In 1998, AHS became formally independent of the county. It has since been governed by a board of trustees, appointed by the county board of supervisors. The health system’s independence from the county has led to major problems, Pearson explains: “The current arrangement is that the county does not directly fund AHS, except for a really tiny sales tax… What [the county does] now is loan money, because [AHS is] a separate entity from the county.”
This structure has meant that AHS has been in debt for almost its entire existence as an independent entity. As of 2018, it still owed over $64 million to Alameda County. This debt is part of the reason that AHS has so severely underfunded its hospitals and clinics.
In addition to allowing for better funding, taking the health care system back under public control would make it democratically accountable to the public.
“The people running [AHS] are not elected. And it’s been almost impossible for us or even the county to hold them accountable,” Pearson said. “We need the county to be directly in charge, because they’re accountable to voters.”

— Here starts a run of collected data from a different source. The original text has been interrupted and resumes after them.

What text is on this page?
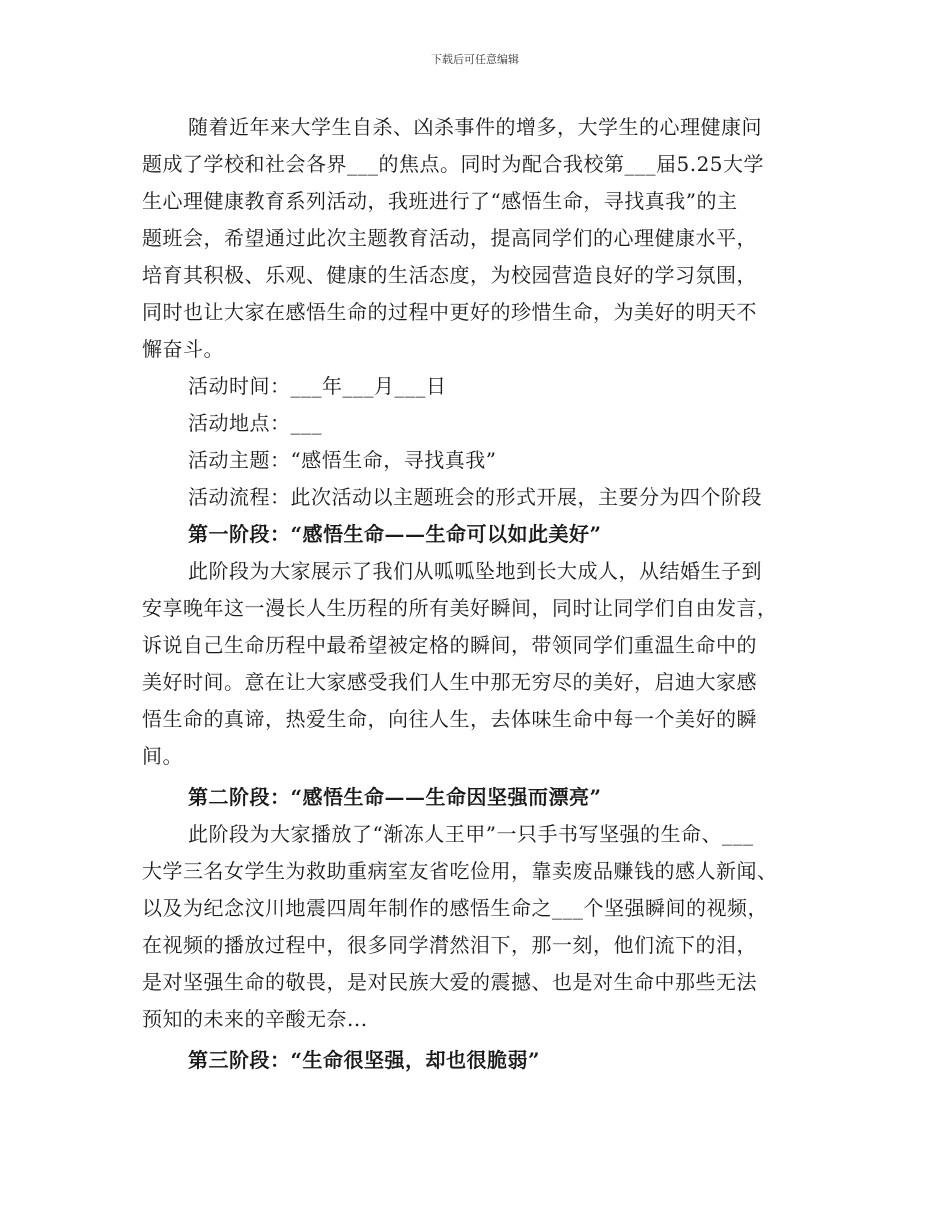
下载后可任意编辑
随着近年来大学生自杀、凶杀事件的增多，大学生的心理健康问
题成了学校和社会各界___的焦点。同时为配合我校第___届5.25大学
生心理健康教育系列活动，我班进行了“感悟生命，寻找真我”的主
题班会，希望通过此次主题教育活动，提高同学们的心理健康水平，
培育其积极、乐观、健康的生活态度，为校园营造良好的学习氛围，
同时也让大家在感悟生命的过程中更好的珍惜生命，为美好的明天不
懈奋斗。
活动时间：___年___月___日
活动地点：___
活动主题：“感悟生命，寻找真我”
活动流程：此次活动以主题班会的形式开展，主要分为四个阶段
第一阶段：“感悟生命——生命可以如此美好”
此阶段为大家展示了我们从呱呱坠地到长大成人，从结婚生子到
安享晚年这一漫长人生历程的所有美好瞬间，同时让同学们自由发言，
诉说自己生命历程中最希望被定格的瞬间，带领同学们重温生命中的
美好时间。意在让大家感受我们人生中那无穷尽的美好，启迪大家感
悟生命的真谛，热爱生命，向往人生，去体味生命中每一个美好的瞬
间。
第二阶段：“感悟生命——生命因坚强而漂亮”
此阶段为大家播放了“渐冻人王甲”一只手书写坚强的生命、___
大学三名女学生为救助重病室友省吃俭用，靠卖废品赚钱的感人新闻、
以及为纪念汶川地震四周年制作的感悟生命之___个坚强瞬间的视频，
在视频的播放过程中，很多同学潸然泪下，那一刻，他们流下的泪，
是对坚强生命的敬畏，是对民族大爱的震撼、也是对生命中那些无法
预知的未来的辛酸无奈...
第三阶段：“生命很坚强，却也很脆弱”
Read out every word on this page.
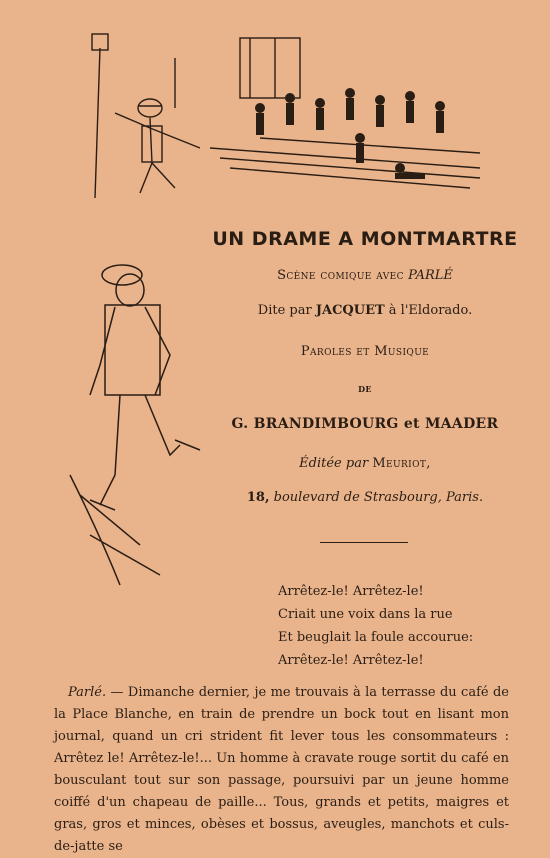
UN DRAME A MONTMARTRE
Scène comique avec PARLÉ
Dite par JACQUET à l'Eldorado.
Paroles et Musique
de
G. BRANDIMBOURG et MAADER
Éditée par Meuriot,
18, boulevard de Strasbourg, Paris.
Arrêtez-le! Arrêtez-le!
Criait une voix dans la rue
Et beuglait la foule accourue:
Arrêtez-le! Arrêtez-le!

Parlé. — Dimanche dernier, je me trouvais à la terrasse du café de la Place Blanche, en train de prendre un bock tout en lisant mon journal, quand un cri strident fit lever tous les consommateurs : Arrêtez le! Arrêtez-le!... Un homme à cravate rouge sortit du café en bousculant tout sur son passage, poursuivi par un jeune homme coiffé d'un chapeau de paille... Tous, grands et petits, maigres et gras, gros et minces, obèses et bossus, aveugles, manchots et culs-de-jatte se
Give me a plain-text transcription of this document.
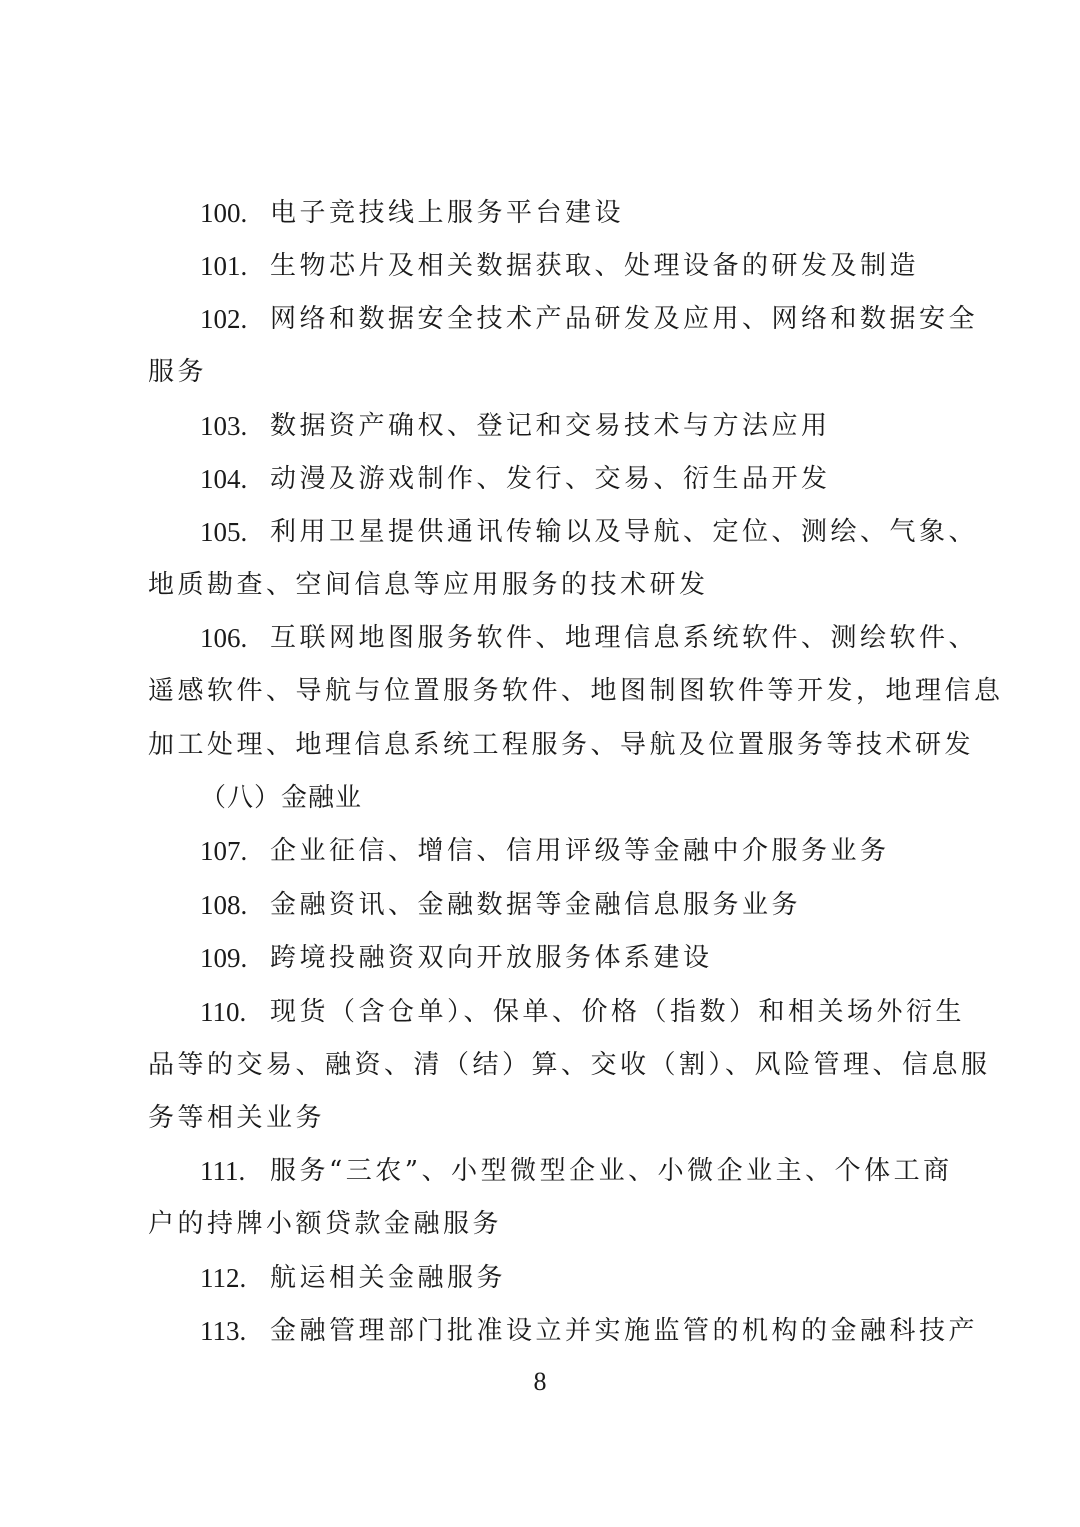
100. 电子竞技线上服务平台建设
101. 生物芯片及相关数据获取、处理设备的研发及制造
102. 网络和数据安全技术产品研发及应用、网络和数据安全
服务
103. 数据资产确权、登记和交易技术与方法应用
104. 动漫及游戏制作、发行、交易、衍生品开发
105. 利用卫星提供通讯传输以及导航、定位、测绘、气象、
地质勘查、空间信息等应用服务的技术研发
106. 互联网地图服务软件、地理信息系统软件、测绘软件、
遥感软件、导航与位置服务软件、地图制图软件等开发，地理信息
加工处理、地理信息系统工程服务、导航及位置服务等技术研发
（八）金融业
107. 企业征信、增信、信用评级等金融中介服务业务
108. 金融资讯、金融数据等金融信息服务业务
109. 跨境投融资双向开放服务体系建设
110. 现货（含仓单）、保单、价格（指数）和相关场外衍生
品等的交易、融资、清（结）算、交收（割）、风险管理、信息服
务等相关业务
111. 服务“三农”、小型微型企业、小微企业主、个体工商
户的持牌小额贷款金融服务
112. 航运相关金融服务
113. 金融管理部门批准设立并实施监管的机构的金融科技产
8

The strike already seems to be working. On Wednesday, October 8, the board of supervisors announced that they were dismissing the entire AHS Board of Trustees.
Carter is optimistic that this is the first step toward the county taking AHS back and toward the union winning its other demands. “That’s where it has to start. They need to settle our contract. They need to not do takeaways. They need to give people their jobs back, and make things right and make people whole again.”